When the time came, Daisy stood inside the lodge door with Frank and Maggie.
It had been difficult for Maggie to run back to the lodge, which was half a mile from the convent, since Sister Theresa had wanted to put on a special tea, to bless the laundry.
Local dignitaries had been invited, and the Reverend Mother and the nuns from the Abbey had been invited too, to admire the new equipment.
It was now their turn to be envious.
Frank watched from inside the lodge as the workmen’s vans made their way down the drive.
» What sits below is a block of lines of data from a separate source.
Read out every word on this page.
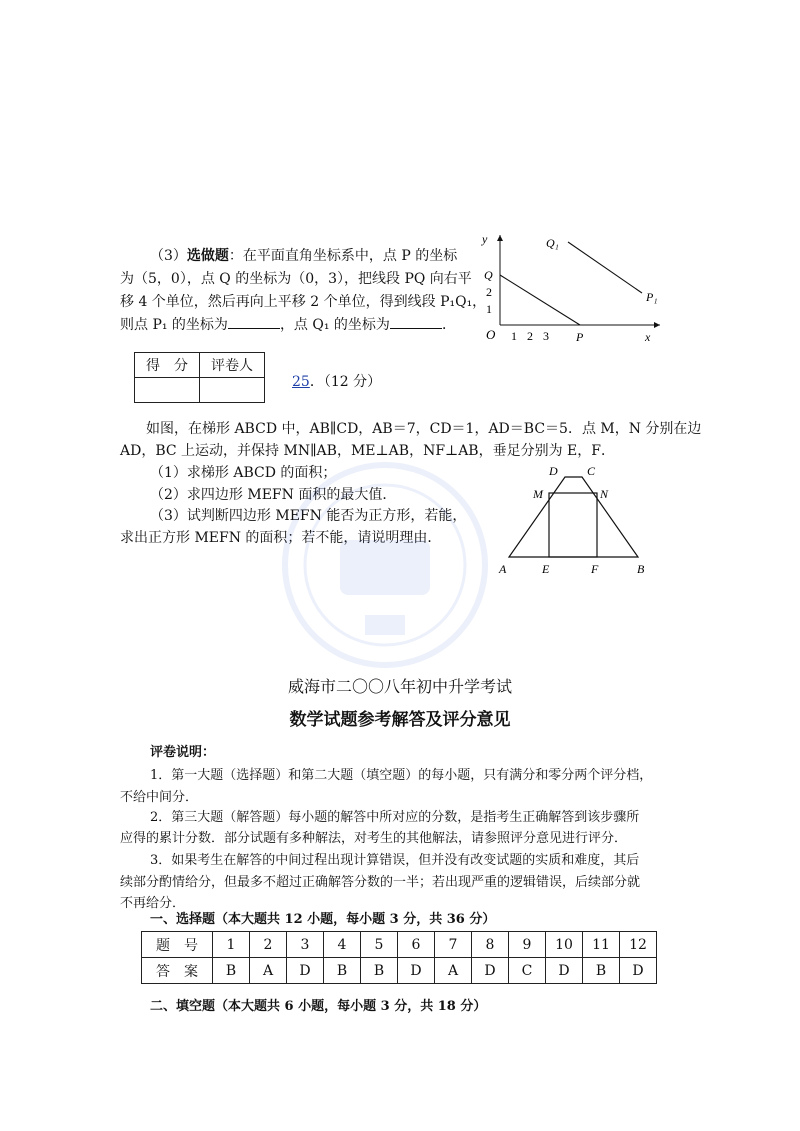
（3）选做题：在平面直角坐标系中，点 P 的坐标
为（5，0），点 Q 的坐标为（0，3），把线段 PQ 向右平
移 4 个单位，然后再向上平移 2 个单位，得到线段 P₁Q₁，
则点 P₁ 的坐标为	，点 Q₁ 的坐标为	．
y
x
O 1 2 3
1
2
Q
P
Q₁
P₁
得　分	评卷人

25．（12 分）
如图，在梯形 ABCD 中，AB∥CD，AB＝7，CD＝1，AD＝BC＝5．点 M，N 分别在边
AD，BC 上运动，并保持 MN∥AB，ME⊥AB，NF⊥AB，垂足分别为 E，F．
（1）求梯形 ABCD 的面积；
（2）求四边形 MEFN 面积的最大值．
（3）试判断四边形 MEFN 能否为正方形，若能，
求出正方形 MEFN 的面积；若不能，请说明理由．
D C
M	N
A	E	F	B
威海市二〇〇八年初中升学考试
数学试题参考解答及评分意见
评卷说明：
1．第一大题（选择题）和第二大题（填空题）的每小题，只有满分和零分两个评分档，
不给中间分．
2．第三大题（解答题）每小题的解答中所对应的分数，是指考生正确解答到该步骤所
应得的累计分数．部分试题有多种解法，对考生的其他解法，请参照评分意见进行评分．
3．如果考生在解答的中间过程出现计算错误，但并没有改变试题的实质和难度，其后
续部分酌情给分，但最多不超过正确解答分数的一半；若出现严重的逻辑错误，后续部分就
不再给分．
一、选择题（本大题共 12 小题，每小题 3 分，共 36 分）
题　号	1	2	3	4	5	6	7	8	9	10	11	12
答　案	B	A	D	B	B	D	A	D	C	D	B	D
二、填空题（本大题共 6 小题，每小题 3 分，共 18 分）
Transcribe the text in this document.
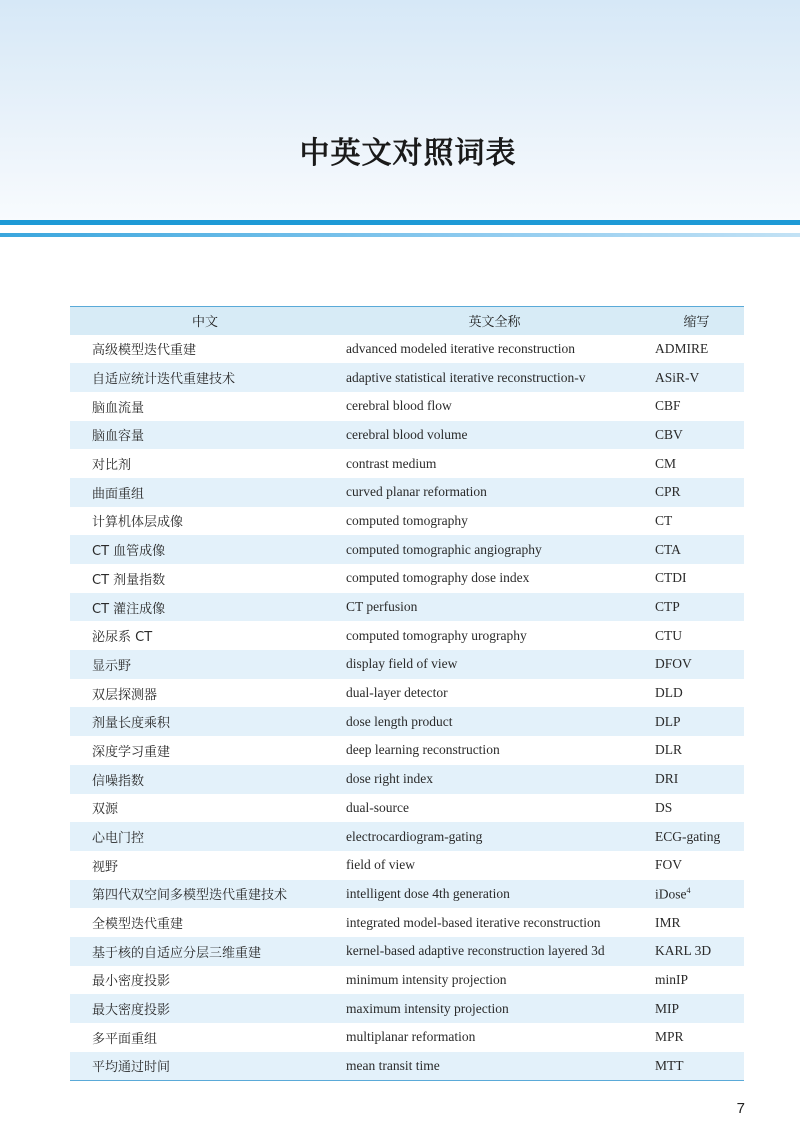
中英文对照词表
中文	英文全称	缩写
高级模型迭代重建	advanced modeled iterative reconstruction	ADMIRE
自适应统计迭代重建技术	adaptive statistical iterative reconstruction-v	ASiR-V
脑血流量	cerebral blood flow	CBF
脑血容量	cerebral blood volume	CBV
对比剂	contrast medium	CM
曲面重组	curved planar reformation	CPR
计算机体层成像	computed tomography	CT
CT 血管成像	computed tomographic angiography	CTA
CT 剂量指数	computed tomography dose index	CTDI
CT 灌注成像	CT perfusion	CTP
泌尿系 CT	computed tomography urography	CTU
显示野	display field of view	DFOV
双层探测器	dual-layer detector	DLD
剂量长度乘积	dose length product	DLP
深度学习重建	deep learning reconstruction	DLR
信噪指数	dose right index	DRI
双源	dual-source	DS
心电门控	electrocardiogram-gating	ECG-gating
视野	field of view	FOV
第四代双空间多模型迭代重建技术	intelligent dose 4th generation	iDose$^4$
全模型迭代重建	integrated model-based iterative reconstruction	IMR
基于核的自适应分层三维重建	kernel-based adaptive reconstruction layered 3d	KARL 3D
最小密度投影	minimum intensity projection	minIP
最大密度投影	maximum intensity projection	MIP
多平面重组	multiplanar reformation	MPR
平均通过时间	mean transit time	MTT
7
He saw the brake lights of the first van as it slowed down to pass through the wrought-iron gate.
‘Jesus,
Holy Mother, where the feck is Jack?’
Frank opened the front door to look the other way down the drive. He saw Jack’s van turn out of the parking area at the front of the convent at the same time as Sister Assumpta and Sister Celia slipped into their own car to return to the Abbey.
‘I cannot wait to be out of here,’ said Sister Assumpta to Sister Celia as she placed her key in the ignition. ‘I think the bishop needs to provide a few more lessons in the scriptures down here. Are they not aware that greed is a sin? I have no idea why the Holy Father thought there was a need for another convent around here. God knows, ’tis we who take in sin in abundance and who work wonders, converting these girls into something far more holy altogether.
‘’Tis we who suffer and now the Holy Father rewards Sister Theresa with the laundry equipment. They have the home and the orphanage and the retreat. Do they not have enough?’
Whilst Sister Assumpta ranted, Sister Celia listened. And then she ranted some more.
‘Why is that van stopping at the gate? And that’s another thing: this convent employs staff. We do all our own work ourselves. We have never employed gardeners or cooks or kitchen maids. Seems to me as though they are all a little too high and mighty around here, so they are.’
Their car pulled up behind the van, which had stopped at the gate.
The van driver put his arm out of the window and waved Sister Celia to overtake him.
‘Sorry, Sister,’ he shouted out of the window as she drove past. ‘Something wrong with the engine now, sorry, Sister.’
Sister Celia raised her hand in acknowledgment and slowly moved round the stationary van.
She turned down the road and, as she did so, in her rear-view mirror she noticed a woman leave the lodge house and then quickly step back inside.
But Sister Celia’s thoughts were elsewhere.
‘Do you know,’ she said to Sister Assumpta, ‘I would love the recipe for those coconut golf balls. Now, where in Galway would sell desiccated coconut? Would we have the time to call in?’